With owner Frank McCourt's April 30 deadline to sell the team rapidly approaching, and with potential suitors–like alleged con man, and L.A. Weekly cover boy, Josh Macciello–dropping like flies, bidding for the Dodgers is getting serious.

Hedge fund billionaire Steven Cohen gained a new asset in his bid to buy the ball team with the announcement today that South African-born, UCLA-educated surgeon and scientist Patrick Soon-Shiong (who also happens to be the richest man in Los Angeles) would join his cohort of investors.

Soon-Shiong has a net worth estimated at $7.2 billion, which he made from the sale of two pharmaceutical companies–American Pharmaceutical Partners and Abraxis BioScience–in 2008 and 2010, respectively.
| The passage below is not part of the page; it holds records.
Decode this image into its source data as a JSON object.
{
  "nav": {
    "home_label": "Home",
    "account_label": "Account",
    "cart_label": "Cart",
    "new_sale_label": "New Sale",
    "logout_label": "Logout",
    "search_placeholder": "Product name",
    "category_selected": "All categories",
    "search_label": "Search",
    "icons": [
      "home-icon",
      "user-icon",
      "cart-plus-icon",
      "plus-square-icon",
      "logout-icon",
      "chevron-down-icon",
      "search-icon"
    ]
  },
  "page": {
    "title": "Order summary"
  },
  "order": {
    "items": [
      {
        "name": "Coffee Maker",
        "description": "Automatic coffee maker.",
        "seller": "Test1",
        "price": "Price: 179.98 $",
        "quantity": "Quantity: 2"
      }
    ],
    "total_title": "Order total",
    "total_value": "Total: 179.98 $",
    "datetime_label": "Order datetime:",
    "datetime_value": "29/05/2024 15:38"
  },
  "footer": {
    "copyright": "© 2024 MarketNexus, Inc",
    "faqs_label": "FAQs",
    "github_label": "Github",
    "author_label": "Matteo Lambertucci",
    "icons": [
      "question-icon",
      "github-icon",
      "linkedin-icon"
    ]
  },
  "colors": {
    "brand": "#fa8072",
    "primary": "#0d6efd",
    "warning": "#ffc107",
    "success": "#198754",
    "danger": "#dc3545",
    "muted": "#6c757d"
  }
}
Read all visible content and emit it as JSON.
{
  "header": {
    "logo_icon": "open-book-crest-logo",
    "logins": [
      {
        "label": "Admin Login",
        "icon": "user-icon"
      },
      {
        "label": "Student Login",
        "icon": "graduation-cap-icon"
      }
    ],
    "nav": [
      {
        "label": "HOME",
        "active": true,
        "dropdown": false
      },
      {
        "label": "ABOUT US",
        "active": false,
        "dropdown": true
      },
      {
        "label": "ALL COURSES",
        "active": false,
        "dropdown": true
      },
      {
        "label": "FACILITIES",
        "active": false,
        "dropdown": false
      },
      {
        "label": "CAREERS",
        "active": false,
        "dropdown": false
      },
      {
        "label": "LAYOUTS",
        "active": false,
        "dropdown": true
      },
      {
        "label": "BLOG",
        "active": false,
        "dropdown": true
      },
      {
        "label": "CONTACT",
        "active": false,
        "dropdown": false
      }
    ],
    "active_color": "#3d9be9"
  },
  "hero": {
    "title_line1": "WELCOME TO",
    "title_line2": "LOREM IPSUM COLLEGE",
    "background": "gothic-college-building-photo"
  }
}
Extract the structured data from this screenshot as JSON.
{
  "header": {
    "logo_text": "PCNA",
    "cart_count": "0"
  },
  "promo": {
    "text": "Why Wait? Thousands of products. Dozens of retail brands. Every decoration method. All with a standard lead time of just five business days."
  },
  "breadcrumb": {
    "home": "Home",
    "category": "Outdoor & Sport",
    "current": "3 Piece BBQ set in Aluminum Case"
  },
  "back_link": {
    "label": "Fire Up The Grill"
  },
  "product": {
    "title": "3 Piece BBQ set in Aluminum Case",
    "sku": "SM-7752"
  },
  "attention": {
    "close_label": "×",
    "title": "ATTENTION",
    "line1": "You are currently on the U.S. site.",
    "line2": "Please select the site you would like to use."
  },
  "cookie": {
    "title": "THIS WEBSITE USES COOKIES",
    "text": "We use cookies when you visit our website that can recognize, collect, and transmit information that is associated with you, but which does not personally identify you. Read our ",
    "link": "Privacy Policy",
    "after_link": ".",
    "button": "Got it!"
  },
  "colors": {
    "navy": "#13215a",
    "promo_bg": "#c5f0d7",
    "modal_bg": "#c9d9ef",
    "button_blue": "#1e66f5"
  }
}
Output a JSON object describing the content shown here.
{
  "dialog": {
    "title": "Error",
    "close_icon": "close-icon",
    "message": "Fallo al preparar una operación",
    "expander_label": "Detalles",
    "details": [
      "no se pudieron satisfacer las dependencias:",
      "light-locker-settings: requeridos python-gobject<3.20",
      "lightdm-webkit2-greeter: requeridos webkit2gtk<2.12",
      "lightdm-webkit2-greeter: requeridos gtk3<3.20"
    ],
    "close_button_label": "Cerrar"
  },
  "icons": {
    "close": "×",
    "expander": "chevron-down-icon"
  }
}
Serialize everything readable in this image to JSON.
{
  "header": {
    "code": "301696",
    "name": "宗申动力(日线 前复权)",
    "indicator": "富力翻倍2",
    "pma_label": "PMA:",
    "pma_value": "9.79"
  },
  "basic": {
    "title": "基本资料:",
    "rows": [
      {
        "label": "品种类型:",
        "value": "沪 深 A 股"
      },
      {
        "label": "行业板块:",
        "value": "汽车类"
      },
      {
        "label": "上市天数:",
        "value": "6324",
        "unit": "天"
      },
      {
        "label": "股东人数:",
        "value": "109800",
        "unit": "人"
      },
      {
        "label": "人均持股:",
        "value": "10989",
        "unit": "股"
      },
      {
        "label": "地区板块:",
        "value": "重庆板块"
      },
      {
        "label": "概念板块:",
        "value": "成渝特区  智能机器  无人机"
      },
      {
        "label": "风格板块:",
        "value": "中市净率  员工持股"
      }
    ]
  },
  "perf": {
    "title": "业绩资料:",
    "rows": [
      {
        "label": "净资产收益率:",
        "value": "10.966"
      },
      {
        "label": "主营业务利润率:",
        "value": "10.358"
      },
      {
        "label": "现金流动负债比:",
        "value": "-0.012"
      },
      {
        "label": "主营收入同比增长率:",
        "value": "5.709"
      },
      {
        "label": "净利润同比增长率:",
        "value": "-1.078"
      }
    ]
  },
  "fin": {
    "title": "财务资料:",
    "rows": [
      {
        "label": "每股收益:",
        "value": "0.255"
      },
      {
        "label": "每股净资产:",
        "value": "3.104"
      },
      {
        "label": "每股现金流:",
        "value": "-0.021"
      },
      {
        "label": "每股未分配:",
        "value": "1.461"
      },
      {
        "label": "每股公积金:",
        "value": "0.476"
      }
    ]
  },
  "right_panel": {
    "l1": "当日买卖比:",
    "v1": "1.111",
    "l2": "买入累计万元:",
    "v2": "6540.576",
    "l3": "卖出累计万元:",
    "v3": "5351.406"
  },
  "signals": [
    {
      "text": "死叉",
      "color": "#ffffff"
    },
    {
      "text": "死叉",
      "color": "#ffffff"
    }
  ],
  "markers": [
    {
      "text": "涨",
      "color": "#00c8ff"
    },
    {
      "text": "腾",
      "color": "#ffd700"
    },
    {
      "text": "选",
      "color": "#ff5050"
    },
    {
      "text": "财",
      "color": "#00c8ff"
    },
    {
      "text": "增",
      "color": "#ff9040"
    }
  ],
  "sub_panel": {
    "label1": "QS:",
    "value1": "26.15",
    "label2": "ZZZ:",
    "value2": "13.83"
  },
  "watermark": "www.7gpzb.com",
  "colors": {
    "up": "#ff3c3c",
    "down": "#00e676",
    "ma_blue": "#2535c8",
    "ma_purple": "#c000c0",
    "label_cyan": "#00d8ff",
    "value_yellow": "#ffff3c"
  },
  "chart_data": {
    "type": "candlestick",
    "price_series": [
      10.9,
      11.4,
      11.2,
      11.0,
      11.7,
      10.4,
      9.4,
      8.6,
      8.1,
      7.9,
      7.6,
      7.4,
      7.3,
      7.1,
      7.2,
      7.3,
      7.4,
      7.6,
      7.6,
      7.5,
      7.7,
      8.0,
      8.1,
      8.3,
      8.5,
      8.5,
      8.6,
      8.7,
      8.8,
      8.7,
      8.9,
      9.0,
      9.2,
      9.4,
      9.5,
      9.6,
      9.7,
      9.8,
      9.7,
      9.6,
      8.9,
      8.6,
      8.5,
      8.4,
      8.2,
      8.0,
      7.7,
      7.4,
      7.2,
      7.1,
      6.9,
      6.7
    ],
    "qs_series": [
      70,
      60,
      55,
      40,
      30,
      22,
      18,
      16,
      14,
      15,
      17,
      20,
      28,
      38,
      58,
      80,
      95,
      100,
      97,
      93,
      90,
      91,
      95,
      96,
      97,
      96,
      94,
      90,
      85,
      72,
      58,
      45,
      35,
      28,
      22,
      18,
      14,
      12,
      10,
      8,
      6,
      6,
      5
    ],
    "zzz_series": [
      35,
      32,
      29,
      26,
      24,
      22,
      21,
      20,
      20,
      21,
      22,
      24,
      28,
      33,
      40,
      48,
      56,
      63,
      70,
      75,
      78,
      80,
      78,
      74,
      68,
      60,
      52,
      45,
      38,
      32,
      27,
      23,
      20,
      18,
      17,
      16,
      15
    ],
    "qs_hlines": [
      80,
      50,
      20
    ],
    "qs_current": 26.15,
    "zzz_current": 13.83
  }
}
The news that Soon-Shiong will join Cohen could come as a blow to Magic Johnson. Observers of the deal had expected the doctor, who bought a minority share in the Lakers from the former basketball star last year, to join Johnson's bidding group.

Soon-Shiong will lend some local credibility to Cohen's bid, which has been criticized for being dominated by moneyed carpetbaggers from the Eastern seaboard.

Cohen, who grew up in Great Neck, New York and now resides in Connecticut, tried and failed to buy his hometown New York Mets last year. (He did purchase one of ten minority stakes that sold for $20 million a piece last month. That money was intended to shore up the team in anticipation of the $162 million settlement, reached today, that owners must pay the victims of Bernie Madoff's ponzi scheme.)

Soon-Shiong has reportedly met with Frank McCourt several times over the last few months to discuss the sale of the team. McCourt, who put the team up for sale in November, must sell the Dodgers by the end of April, per the terms of his divorce agreement.